Paylaş
ABD'deki yerel seçimlerden öne çıkan iki isim var: Bunlardan ilki New York Belediye Başkanlığı seçimini kazanan Bill de Blasio. Diğeri de New Jersey de büyük bir zafere imza atıp yeniden valiliğe seçilen Chris Christie.
Özellikle De Blasio oldukça ilginç bir isim. Aynı Başkan Obama'nın 2008'de yaptığı gibi, "değişim" vaadiyle seçimleri kazandı.
Üstelik oyların yüzde 73'ü gibi oldukça büyük bir destek alarak...
Böylece 20 yıl sonra ilk kez bir Demokrat New York Belediye Başkanlığı koltuğuna oturmuş oldu.
De Blasio, renkli ailesiyle birlikte yürüttüğü "samimi" kampanyasını gelir adaletsizliğinin giderilmesi temeline oturttu.
Bunun için planı da hazır: Yüksek gelir grubundan alınan vergileri artırmak, yoksullara yönelik hizmetleri artırmak ve şirketlere verilen sübvansiyonlara son vermek...
SOLA KAYAN NEW YORK
Bu plan temeline oturttuğu vaatleriyle böylesine büyük bir zafer kazanması New York'un "sola" kaydığının da bir işareti, aynı zamanda.
Ancak, işin ehli olanlara göre vaatler güzel ama yerine getirilmesi güç.
Zira ağırlıklı beyaz yakalıların yaşadığı New York'ta yüksek gelir grubuna verginin artırılması ve şirketlere verilen sübvansiyonların kaldırılması, istihdamda önemli rol oynayan büyük kuruluşların merkezlerini ve operasyonlarını başka yere taşımalarına neden olabilir.
Bu vaatleri hayata geçirmek ne kadar zor görünse de şu su götürmez bir gerçek: De Blasio önemli bir çıkış yakaladı ve önümüzdeki dönemde, yıllarda adını çok daha sık duyabiliriz...
CUMHURİYETÇİ YILDIZ
New York'tan çok da uzak olmayan New Jersey'de de zaten halihazırda yıldızı parlamış olan bir diğer isim de "parlayan yıldız" konumunu iyice güçlendirdi.
Bu isim de New Jersey valisi Chris Christie... O da Cumhuriyetçilerin son dönemde parlayan yıldızlarından.
O da Cumhuriyetçilerin içinde farklı bir kanadı temsil ediyor.
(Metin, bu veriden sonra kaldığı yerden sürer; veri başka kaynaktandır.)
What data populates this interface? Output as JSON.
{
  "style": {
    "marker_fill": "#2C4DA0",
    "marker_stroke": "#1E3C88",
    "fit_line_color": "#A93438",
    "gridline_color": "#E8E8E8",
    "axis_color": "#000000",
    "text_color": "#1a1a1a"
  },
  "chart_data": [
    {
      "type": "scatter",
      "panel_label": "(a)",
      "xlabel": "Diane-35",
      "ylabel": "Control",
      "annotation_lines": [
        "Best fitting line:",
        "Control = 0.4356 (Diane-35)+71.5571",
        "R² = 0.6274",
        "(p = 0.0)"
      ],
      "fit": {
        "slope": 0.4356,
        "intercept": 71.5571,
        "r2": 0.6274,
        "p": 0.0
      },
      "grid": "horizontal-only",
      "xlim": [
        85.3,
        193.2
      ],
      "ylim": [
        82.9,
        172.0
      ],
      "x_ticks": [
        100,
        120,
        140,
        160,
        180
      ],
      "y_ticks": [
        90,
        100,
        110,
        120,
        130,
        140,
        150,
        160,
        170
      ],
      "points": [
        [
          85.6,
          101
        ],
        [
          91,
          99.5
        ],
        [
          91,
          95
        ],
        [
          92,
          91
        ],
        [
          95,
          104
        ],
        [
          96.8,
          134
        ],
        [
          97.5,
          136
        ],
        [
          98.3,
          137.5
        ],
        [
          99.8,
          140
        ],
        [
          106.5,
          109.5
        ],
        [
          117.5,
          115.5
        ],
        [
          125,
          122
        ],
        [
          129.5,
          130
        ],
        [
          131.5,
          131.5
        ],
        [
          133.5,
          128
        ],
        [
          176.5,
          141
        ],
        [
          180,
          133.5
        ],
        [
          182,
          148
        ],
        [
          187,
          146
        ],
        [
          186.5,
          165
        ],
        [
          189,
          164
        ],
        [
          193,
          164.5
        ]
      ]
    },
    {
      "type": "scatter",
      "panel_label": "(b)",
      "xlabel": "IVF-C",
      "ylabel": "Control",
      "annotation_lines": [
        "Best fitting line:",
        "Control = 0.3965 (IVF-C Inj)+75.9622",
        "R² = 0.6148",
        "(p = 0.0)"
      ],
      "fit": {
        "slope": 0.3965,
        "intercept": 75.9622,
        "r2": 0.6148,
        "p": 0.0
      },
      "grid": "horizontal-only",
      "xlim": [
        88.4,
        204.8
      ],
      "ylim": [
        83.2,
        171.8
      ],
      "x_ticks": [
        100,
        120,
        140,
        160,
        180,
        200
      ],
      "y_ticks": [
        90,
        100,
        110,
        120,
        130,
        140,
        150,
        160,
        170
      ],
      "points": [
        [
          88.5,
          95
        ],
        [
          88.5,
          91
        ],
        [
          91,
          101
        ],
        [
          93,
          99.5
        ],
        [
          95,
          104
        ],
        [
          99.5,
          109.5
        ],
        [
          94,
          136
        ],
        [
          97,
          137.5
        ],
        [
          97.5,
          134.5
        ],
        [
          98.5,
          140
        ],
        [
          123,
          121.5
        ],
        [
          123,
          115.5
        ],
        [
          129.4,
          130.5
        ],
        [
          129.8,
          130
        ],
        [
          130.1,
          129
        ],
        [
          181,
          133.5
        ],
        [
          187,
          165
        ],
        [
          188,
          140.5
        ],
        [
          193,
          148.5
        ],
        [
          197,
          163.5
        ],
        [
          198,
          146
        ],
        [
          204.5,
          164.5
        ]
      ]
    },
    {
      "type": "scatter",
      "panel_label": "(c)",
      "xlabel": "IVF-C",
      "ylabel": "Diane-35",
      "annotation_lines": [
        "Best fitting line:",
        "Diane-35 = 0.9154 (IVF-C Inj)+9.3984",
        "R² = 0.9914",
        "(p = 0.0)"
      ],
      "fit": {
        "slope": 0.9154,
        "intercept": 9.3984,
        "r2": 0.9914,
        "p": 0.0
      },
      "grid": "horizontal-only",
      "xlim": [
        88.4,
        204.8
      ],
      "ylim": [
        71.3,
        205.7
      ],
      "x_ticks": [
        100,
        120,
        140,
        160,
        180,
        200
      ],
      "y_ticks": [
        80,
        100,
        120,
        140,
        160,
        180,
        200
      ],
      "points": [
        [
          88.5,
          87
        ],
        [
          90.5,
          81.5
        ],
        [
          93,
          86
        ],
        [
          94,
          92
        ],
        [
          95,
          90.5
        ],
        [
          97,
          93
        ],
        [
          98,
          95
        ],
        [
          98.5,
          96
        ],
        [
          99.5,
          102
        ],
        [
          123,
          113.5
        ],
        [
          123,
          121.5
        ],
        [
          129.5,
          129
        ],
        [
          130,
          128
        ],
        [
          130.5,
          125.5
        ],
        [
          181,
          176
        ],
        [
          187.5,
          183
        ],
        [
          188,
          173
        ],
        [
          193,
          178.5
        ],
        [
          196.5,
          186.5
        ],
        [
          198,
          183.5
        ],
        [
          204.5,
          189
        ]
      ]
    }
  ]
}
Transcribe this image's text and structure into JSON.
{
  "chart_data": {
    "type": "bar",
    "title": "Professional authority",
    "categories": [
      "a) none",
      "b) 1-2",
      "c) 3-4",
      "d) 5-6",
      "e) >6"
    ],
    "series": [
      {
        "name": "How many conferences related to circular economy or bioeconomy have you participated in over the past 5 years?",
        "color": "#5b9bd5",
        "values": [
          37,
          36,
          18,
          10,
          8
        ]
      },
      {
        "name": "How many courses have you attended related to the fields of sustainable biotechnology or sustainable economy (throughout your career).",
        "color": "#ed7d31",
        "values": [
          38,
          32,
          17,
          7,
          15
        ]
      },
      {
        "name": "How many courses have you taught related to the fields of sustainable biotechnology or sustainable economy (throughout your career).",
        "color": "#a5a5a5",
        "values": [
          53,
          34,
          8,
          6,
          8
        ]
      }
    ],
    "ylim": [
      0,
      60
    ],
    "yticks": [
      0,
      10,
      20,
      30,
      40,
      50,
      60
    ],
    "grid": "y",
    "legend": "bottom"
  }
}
Zira, sözünü sakınmayan 51 yaşındaki politikacı, yeri geldiğinde en ağır eleştirileri kendi partisine yöneltebiliyor.
Özellikle, geçen yıl ABD'nin doğusunu vuran Sandy Kasırgası sırasında yaptıklarıyla tüm seçmenlerden övgü topladı.
Zaten başarısını da uyguladığı partiler üstü politikayla farklı kesimlerden oy almasına borçlu.
FARKLI KESİMLER DESTEKLİYOR
Bu hafta içinde yapılan seçimlerde Afrika kökenli Amerikalı seçmenlerin yüzde 19'unun, Hispaniklerin ise yüzde 31'inin oyunu almayı başardı.
Geleneksel olarak Demokratları desteklediği bilinen bu kesimlerin Cumhuriyetçi bir adaya oy vermeleri not edilmesi gereken bir durum...
Şimdi Christie, bu başarısıyla adını 2016 Başkanlık yarışında olası Cumhuriyetçi aday adayları arasına iyice yazdırmış bulunuyor.
“ŞİŞMAN BAŞKAN OLUR MU”
Ve daha şimdiden "ABD'ye şişman başkan olur mu" tartışmaları da başlamış durumda.
ABD'de değişen toplumsal yapı siyasi aktörlere de yansıyor. Obama'nın 2008'de bir ilk gerçekleştirerek seçilen ilk siyahi başkan olmasıyla başlayan "değişim rüzgarı" giderek yayılıyor.
2016 seçimlerinde alışık olmadığımız aktörler görme olasılı ise hiç olmadığı kadar yüksek.